Moreover, Teller had a legitimate reason to fear and despise Stalin, along with any group to which he was associated, having witnessed the terror of the Red army spilling familial blood in the streets of Hungary. He had first hand knowledge of the depths of its depravity, and was prescient in his understanding that only inexplicable horror would sate the whims of communist dictators.
That he should love this country enough to devote the greater part of his life and mental energies to protecting US dominance and expanding our sphere of influence to cover the globe demonstrates an uncanny foresight coupled with what must have been a deeply held love for the whole of humanity. Admittedly he hid it well with gruff mannerisms, but any other conclusions are based on illogical, often hysterical premises.
Consider the historical context: Both the Germans AND Japanese were developing nuclear weapons. Stalin killed 25 million Russians, Poles, Jews, etc. Germans killed untold millions after working them to death, and experimented on living 'subjects'. The Japanese were guilty of the Bataan death march, and countless atrocities not limited even to hacking off prisoners penises and sewing them to their lips while still alive, and easily raping and killing millions of innocent civilians. You have to be strictly ignorant of the 20th century not to realize that our obtaining first mastery of atomic structure is the only thing that stopped terrorism on a continental scale. If any of these parties had gained an unanswerable first strike nuclear capability, the untold misery of billions would have hung in the balance.

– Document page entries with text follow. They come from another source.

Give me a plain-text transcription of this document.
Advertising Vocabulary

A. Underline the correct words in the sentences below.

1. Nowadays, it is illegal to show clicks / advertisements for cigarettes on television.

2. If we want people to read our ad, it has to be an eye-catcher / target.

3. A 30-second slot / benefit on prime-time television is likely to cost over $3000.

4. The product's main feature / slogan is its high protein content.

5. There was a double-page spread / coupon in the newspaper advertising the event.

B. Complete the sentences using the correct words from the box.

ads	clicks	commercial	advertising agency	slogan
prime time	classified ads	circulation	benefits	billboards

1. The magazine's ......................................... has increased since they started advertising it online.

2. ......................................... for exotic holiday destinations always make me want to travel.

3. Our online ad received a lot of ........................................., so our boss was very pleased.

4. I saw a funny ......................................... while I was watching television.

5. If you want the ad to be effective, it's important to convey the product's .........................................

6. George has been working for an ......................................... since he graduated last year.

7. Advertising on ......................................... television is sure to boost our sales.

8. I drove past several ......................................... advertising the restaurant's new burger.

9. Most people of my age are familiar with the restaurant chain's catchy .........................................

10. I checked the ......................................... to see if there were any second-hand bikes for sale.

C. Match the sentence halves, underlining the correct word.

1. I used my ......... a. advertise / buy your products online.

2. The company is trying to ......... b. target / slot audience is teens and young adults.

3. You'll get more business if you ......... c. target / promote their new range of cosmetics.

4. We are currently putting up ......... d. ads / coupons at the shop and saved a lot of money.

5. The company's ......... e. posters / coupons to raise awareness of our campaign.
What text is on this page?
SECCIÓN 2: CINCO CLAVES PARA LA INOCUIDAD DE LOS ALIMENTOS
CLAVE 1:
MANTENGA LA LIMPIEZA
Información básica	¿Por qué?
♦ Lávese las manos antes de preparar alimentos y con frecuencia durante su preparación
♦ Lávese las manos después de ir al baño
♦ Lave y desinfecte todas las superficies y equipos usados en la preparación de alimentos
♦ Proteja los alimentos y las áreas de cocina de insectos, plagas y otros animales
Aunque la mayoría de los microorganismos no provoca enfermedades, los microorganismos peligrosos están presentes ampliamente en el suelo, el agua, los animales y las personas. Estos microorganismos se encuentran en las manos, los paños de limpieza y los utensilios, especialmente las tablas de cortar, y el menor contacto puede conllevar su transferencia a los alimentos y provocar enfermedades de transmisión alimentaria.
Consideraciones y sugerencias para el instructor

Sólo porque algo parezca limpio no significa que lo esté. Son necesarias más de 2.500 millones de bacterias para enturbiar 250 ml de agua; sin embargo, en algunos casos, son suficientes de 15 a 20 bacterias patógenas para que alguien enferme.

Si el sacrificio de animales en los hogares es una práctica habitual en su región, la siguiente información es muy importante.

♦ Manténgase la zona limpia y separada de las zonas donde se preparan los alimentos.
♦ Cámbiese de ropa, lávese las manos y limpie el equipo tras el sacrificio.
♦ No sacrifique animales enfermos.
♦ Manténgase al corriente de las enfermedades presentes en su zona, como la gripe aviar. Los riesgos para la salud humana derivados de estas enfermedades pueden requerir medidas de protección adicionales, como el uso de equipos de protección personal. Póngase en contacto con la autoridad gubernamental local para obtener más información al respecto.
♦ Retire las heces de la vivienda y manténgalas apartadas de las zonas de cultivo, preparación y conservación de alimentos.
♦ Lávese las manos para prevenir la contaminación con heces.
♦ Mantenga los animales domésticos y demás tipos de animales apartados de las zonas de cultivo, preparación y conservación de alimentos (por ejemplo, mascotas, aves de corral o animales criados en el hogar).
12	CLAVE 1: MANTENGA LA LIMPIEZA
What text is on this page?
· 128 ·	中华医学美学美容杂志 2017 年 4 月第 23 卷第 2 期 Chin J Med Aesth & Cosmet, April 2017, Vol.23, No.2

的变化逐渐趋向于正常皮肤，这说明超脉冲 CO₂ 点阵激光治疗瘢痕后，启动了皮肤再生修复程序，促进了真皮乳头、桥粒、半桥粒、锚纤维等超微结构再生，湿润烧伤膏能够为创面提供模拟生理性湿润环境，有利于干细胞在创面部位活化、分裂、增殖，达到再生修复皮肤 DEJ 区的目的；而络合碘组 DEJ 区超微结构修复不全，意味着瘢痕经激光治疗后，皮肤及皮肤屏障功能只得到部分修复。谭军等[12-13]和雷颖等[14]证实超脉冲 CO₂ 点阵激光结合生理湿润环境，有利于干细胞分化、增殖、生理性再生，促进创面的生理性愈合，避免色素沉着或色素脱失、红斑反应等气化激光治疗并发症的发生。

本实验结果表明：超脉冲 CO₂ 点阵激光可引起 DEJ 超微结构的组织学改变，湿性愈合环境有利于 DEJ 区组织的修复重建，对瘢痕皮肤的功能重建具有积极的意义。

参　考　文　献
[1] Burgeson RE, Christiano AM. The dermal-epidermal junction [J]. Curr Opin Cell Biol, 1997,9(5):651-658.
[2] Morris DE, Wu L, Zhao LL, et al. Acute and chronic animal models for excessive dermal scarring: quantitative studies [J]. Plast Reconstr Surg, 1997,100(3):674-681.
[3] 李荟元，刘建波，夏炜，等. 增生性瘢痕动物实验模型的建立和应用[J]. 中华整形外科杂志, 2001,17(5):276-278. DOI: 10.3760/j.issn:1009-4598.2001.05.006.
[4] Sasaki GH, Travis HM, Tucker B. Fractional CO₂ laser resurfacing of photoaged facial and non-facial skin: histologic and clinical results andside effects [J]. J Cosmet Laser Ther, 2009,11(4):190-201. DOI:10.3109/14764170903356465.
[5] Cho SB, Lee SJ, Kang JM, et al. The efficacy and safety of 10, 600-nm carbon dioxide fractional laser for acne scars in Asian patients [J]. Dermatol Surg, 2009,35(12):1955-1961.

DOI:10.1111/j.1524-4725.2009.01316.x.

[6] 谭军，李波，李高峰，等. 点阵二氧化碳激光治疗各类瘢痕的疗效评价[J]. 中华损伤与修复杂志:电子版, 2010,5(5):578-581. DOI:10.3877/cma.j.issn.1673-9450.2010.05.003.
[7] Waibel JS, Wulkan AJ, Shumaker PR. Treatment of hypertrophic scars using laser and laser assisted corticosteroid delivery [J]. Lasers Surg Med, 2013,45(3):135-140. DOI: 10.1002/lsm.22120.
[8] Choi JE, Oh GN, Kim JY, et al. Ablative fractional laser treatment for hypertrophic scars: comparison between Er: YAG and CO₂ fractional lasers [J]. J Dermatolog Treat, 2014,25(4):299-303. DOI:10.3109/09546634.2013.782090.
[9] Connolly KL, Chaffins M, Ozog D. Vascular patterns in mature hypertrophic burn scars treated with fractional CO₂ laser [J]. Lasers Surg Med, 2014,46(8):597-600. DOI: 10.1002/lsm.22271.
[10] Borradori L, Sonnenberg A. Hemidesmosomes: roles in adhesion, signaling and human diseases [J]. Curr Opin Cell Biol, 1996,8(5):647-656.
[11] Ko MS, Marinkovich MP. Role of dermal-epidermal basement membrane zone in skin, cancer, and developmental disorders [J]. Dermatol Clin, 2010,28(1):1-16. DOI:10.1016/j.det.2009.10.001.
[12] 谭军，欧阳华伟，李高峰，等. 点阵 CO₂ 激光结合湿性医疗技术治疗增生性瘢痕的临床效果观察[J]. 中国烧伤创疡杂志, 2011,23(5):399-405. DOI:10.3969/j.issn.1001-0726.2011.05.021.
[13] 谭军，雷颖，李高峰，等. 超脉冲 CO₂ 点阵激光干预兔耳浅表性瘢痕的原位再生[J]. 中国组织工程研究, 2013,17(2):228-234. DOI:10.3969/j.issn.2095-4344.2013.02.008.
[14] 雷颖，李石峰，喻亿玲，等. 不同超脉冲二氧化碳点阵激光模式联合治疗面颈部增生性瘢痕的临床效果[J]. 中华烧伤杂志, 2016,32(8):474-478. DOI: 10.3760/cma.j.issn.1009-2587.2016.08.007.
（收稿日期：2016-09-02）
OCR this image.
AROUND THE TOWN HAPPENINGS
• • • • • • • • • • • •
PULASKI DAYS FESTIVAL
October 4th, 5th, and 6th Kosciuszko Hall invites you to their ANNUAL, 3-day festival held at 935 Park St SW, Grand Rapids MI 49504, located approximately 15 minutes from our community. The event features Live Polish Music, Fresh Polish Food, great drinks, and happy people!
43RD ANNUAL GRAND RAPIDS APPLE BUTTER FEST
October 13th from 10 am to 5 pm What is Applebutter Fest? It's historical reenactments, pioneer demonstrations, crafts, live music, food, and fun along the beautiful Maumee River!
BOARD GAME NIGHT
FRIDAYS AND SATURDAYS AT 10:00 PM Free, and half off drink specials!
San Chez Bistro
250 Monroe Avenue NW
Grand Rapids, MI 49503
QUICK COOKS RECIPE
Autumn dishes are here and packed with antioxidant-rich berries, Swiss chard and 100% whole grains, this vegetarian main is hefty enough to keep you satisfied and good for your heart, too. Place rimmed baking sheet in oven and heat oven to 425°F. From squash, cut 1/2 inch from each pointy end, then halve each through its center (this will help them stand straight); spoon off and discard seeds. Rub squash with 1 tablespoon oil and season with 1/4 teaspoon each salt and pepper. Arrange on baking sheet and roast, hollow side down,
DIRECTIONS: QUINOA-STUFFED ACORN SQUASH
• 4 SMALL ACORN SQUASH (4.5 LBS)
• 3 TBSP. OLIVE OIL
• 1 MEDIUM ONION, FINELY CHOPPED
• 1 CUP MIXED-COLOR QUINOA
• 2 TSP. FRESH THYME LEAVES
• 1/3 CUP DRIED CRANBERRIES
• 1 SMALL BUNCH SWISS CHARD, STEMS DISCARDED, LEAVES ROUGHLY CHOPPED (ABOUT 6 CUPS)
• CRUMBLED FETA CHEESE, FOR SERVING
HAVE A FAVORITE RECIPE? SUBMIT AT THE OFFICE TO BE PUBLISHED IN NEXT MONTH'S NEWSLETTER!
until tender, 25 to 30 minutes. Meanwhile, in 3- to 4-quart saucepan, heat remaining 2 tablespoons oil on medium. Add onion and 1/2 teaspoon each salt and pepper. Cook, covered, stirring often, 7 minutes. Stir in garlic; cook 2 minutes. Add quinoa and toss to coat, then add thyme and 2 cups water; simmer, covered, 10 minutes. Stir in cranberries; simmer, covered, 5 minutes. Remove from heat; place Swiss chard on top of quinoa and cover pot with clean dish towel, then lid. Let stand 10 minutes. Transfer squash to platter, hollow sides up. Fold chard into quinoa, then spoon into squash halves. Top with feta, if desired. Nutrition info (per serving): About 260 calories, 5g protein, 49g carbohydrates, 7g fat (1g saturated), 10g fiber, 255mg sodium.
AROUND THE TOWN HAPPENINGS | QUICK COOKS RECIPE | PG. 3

Teller, Szilard, Oppenheimer, Rabi, Bohr, Rutherford, Einstein, and the other scientists involved in atom & H bomb development are owed a HUGE debt of gratitude by the world, by civilization itself.
The world is a shade darker with the loss of Edward's brilliance.
Kommando Chris
PS: It's sad to realize the unknowing sacrifice of
Hirohito was powerless and mute without the shock and terror delivered to the populous, and if the destruction of Tokyo by bombardment had not produced the desired surrender (civilians were ordered to stay in their homes and try to put out the fires until dead), how many more millions should we have blown up to bring the war to an end?
Simply put, it was the most horrible and humane way to bring a merciful end to the insanity of that war.
PSS: Pacifists (Einstein, Szilard & Fermi(?)) hatched the idea of atomic bombs, the liberal Democrats (FDR) in government secretly commited to and funded these 'horrible' and 'inhumane' weapons, a 'communist' (Oppie) developed them, and another Democrat (Truman) dropped them. Please explain to me why I'm more intelligent, compassionate and humane as a pacifist Democratic voter again? Oh yeah, our party blew up 250,000 innocent civilians. And we freed the slaves, er... wait a minute... and we directly increased taxes to consumers by increasing taxes on the evil corporations, who only add that cost directly to their goods and services...ummmm, shit. Harakiri anyone?